It’s no revelation to note that Mark Ruffalo is a great actor, but it’s been awhile since a movie afforded him the chance to show off his chops as thoroughly as he does in “Infinitely Polar Bear.”
Ruffalo plays Cameron, the manic-depressive father of two girls who is tasked with caring for them when wife/mom Maggie (Zoe Saldana) signs up for graduate school out of town, circa 1978.
Written and directed by Maya Forbes, and based on her own childhood, the movie resists all of the quirky cliches you’d expect from such a premise. This is hardly a nostalgia-tinged trip down the proverbial memory lane.
Instead, “Infinitely Polar Bear” is resolute in its focus on Cameron, a complicated figure struggling with the weighty responsibility of parenthood and the burdens of his own mind.

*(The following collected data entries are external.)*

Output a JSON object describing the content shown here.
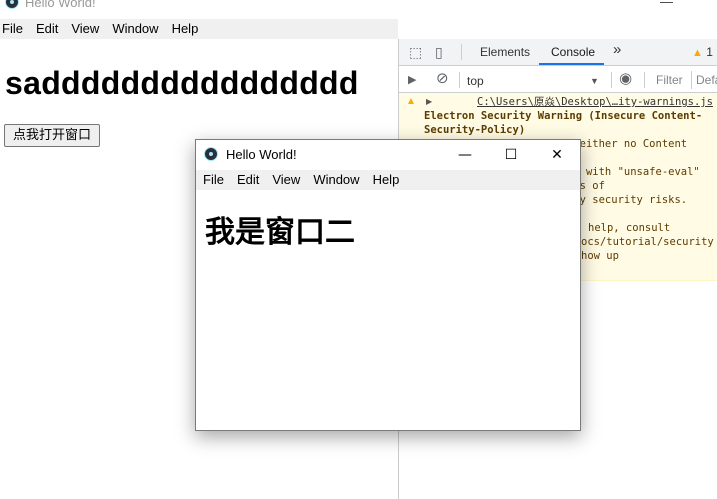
{
  "main_window": {
    "title": "Hello World!",
    "menu": [
      "File",
      "Edit",
      "View",
      "Window",
      "Help"
    ],
    "heading": "sadddddddddddddddd",
    "open_button_label": "点我打开窗口"
  },
  "devtools": {
    "tabs": [
      "Elements",
      "Console"
    ],
    "active_tab": "Console",
    "more_tabs_icon": "»",
    "warning_count": "1",
    "context": "top",
    "filter_placeholder": "Filter",
    "levels_label": "Defa",
    "message": {
      "source_link": "C:\\Users\\原焱\\Desktop\\…ity-warnings.js",
      "lines": [
        "Electron Security Warning (Insecure Content-",
        "Security-Policy)",
        "s either no Content",
        "cy with \"unsafe-eval\"",
        "ers of",
        "ary security risks.",
        "help, consult",
        "ocs/tutorial/security",
        "how up"
      ]
    }
  },
  "second_window": {
    "title": "Hello World!",
    "menu": [
      "File",
      "Edit",
      "View",
      "Window",
      "Help"
    ],
    "heading": "我是窗口二",
    "controls": {
      "minimize": "—",
      "maximize": "☐",
      "close": "✕"
    }
  },
  "icons": {
    "inspect": "⬚",
    "device": "▯",
    "sidebar": "▶",
    "clear": "⊘",
    "eye": "◉",
    "warning": "▲",
    "caret": "▶",
    "dropdown": "▼"
  },
  "colors": {
    "warning_bg": "#fffbe5",
    "warning_text": "#5c3c00",
    "warning_icon": "#f9ab00",
    "active_tab_underline": "#1a73e8"
  }
}
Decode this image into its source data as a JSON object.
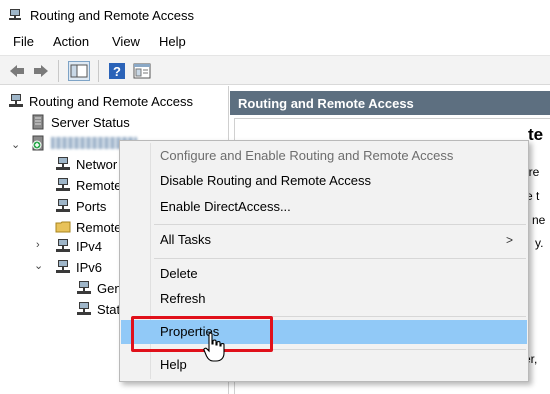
{
  "window": {
    "title": "Routing and Remote Access"
  },
  "menubar": {
    "items": [
      "File",
      "Action",
      "View",
      "Help"
    ]
  },
  "toolbar": {
    "buttons": [
      "back-icon",
      "forward-icon",
      "show-hide-console-tree-icon",
      "help-icon",
      "properties-icon"
    ]
  },
  "tree": {
    "root": "Routing and Remote Access",
    "server_status": "Server Status",
    "server_name": "[hidden server name]",
    "items": {
      "network": "Networ",
      "remote_clients": "Remote",
      "ports": "Ports",
      "remote_folder": "Remote",
      "ipv4": "IPv4",
      "ipv6": "IPv6",
      "general": "Gen",
      "static": "Stat"
    }
  },
  "right_pane": {
    "header": "Routing and Remote Access",
    "fragments": [
      "te",
      "ure",
      "re t",
      "e ne",
      "y.",
      "ver,"
    ]
  },
  "context_menu": {
    "configure": "Configure and Enable Routing and Remote Access",
    "disable": "Disable Routing and Remote Access",
    "directaccess": "Enable DirectAccess...",
    "all_tasks": "All Tasks",
    "all_tasks_arrow": ">",
    "delete": "Delete",
    "refresh": "Refresh",
    "properties": "Properties",
    "help": "Help"
  },
  "colors": {
    "highlight": "#91c9f7",
    "annotation": "#e0101a",
    "pane_header": "#5d6f80"
  }
}
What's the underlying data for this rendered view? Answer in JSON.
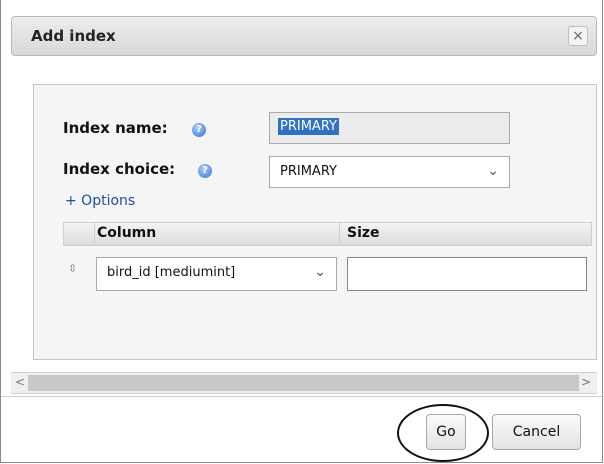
{
  "dialog": {
    "title": "Add index",
    "close_glyph": "×"
  },
  "form": {
    "index_name_label": "Index name:",
    "index_name_value": "PRIMARY",
    "index_choice_label": "Index choice:",
    "index_choice_value": "PRIMARY",
    "options_link": "+ Options",
    "help_glyph": "?"
  },
  "table": {
    "headers": [
      "Column",
      "Size"
    ],
    "rows": [
      {
        "column_value": "bird_id [mediumint]",
        "size_value": ""
      }
    ]
  },
  "icons": {
    "drag_handle": "⇳",
    "chevron": "⌄",
    "scroll_left": "<",
    "scroll_right": ">"
  },
  "buttons": {
    "go": "Go",
    "cancel": "Cancel"
  }
}
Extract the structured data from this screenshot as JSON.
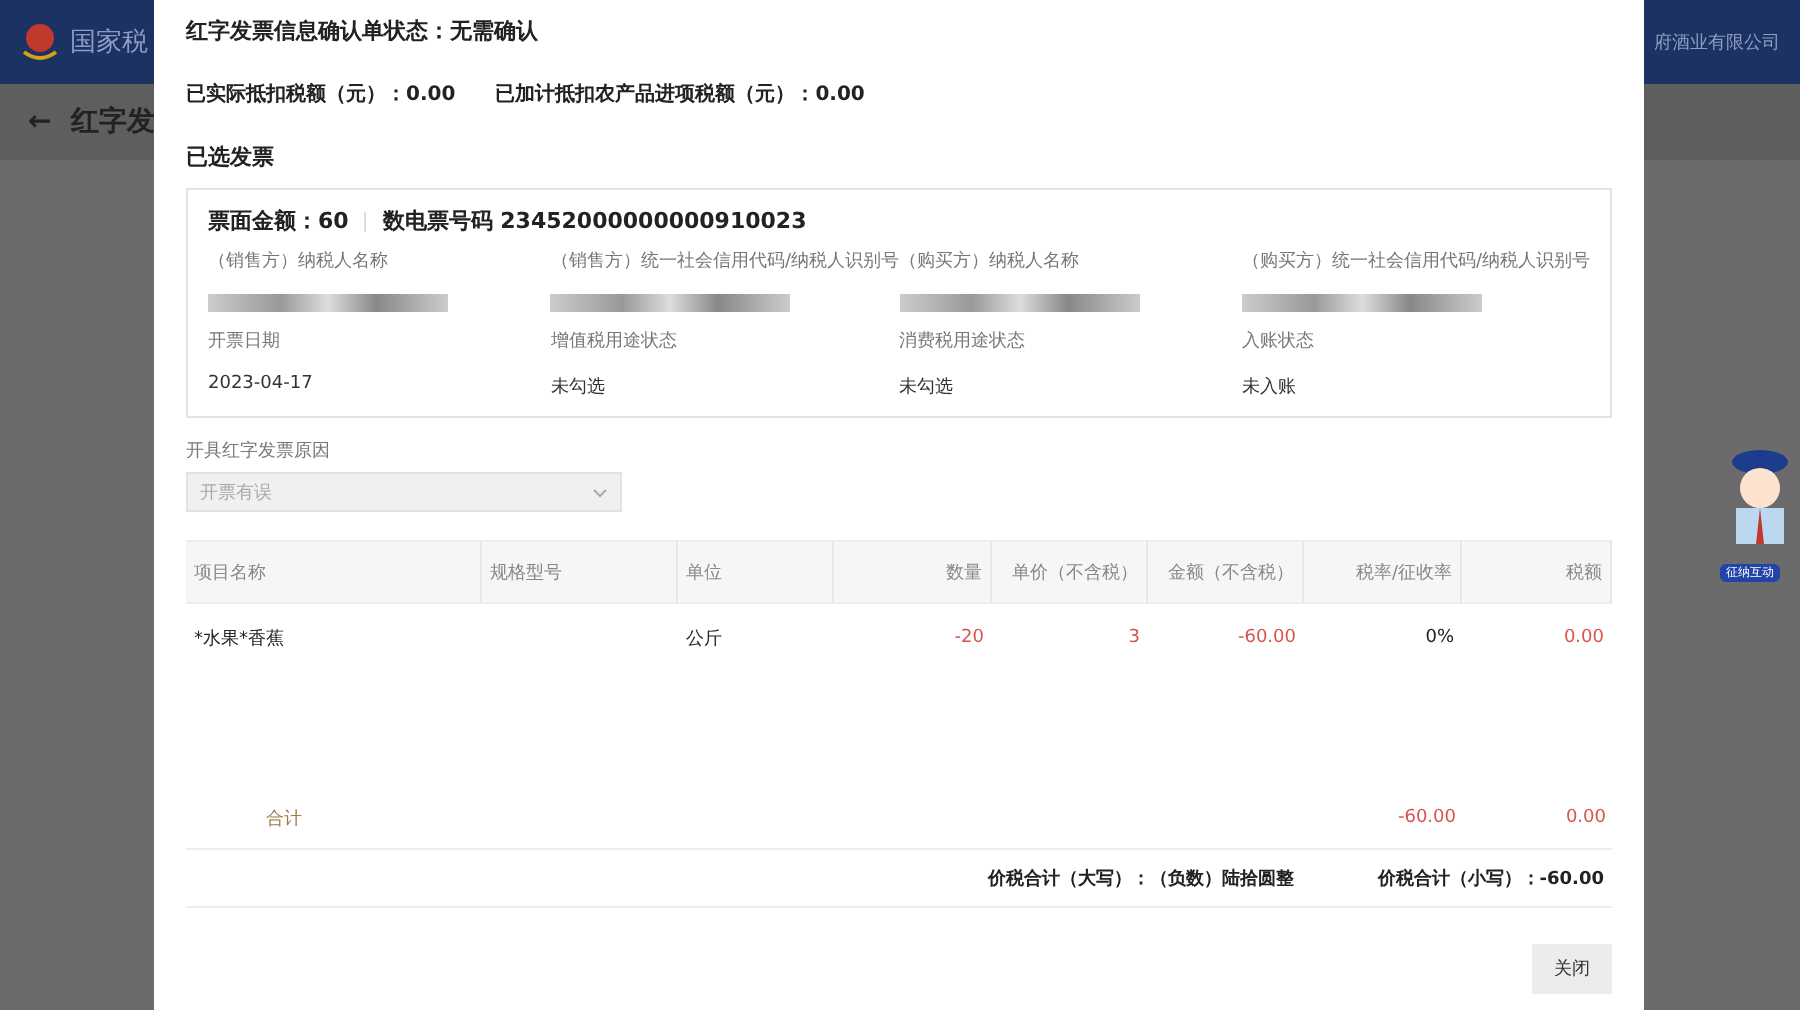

He’s played by Ruffalo with total conviction, in a performance that exudes the anxiety of a loving parent unsure if he’s capable of caring for his daughters. There’s a real inner struggle conveyed in scenes filled with the desperation of a man forever trying to find his way to psychological freedom, a sadness and a sensitivity, but also a resolve to fight back against the demons.
There’s beauty in the picture’s cool, gray winter light, in the cramped but comforting apartment interiors, and in the way Ruffalo and the actresses playing his daughters (Imogene Wolodarsky and Ashley Aufderheide) seamlessly craft a relationship based around deep love and mutual concern.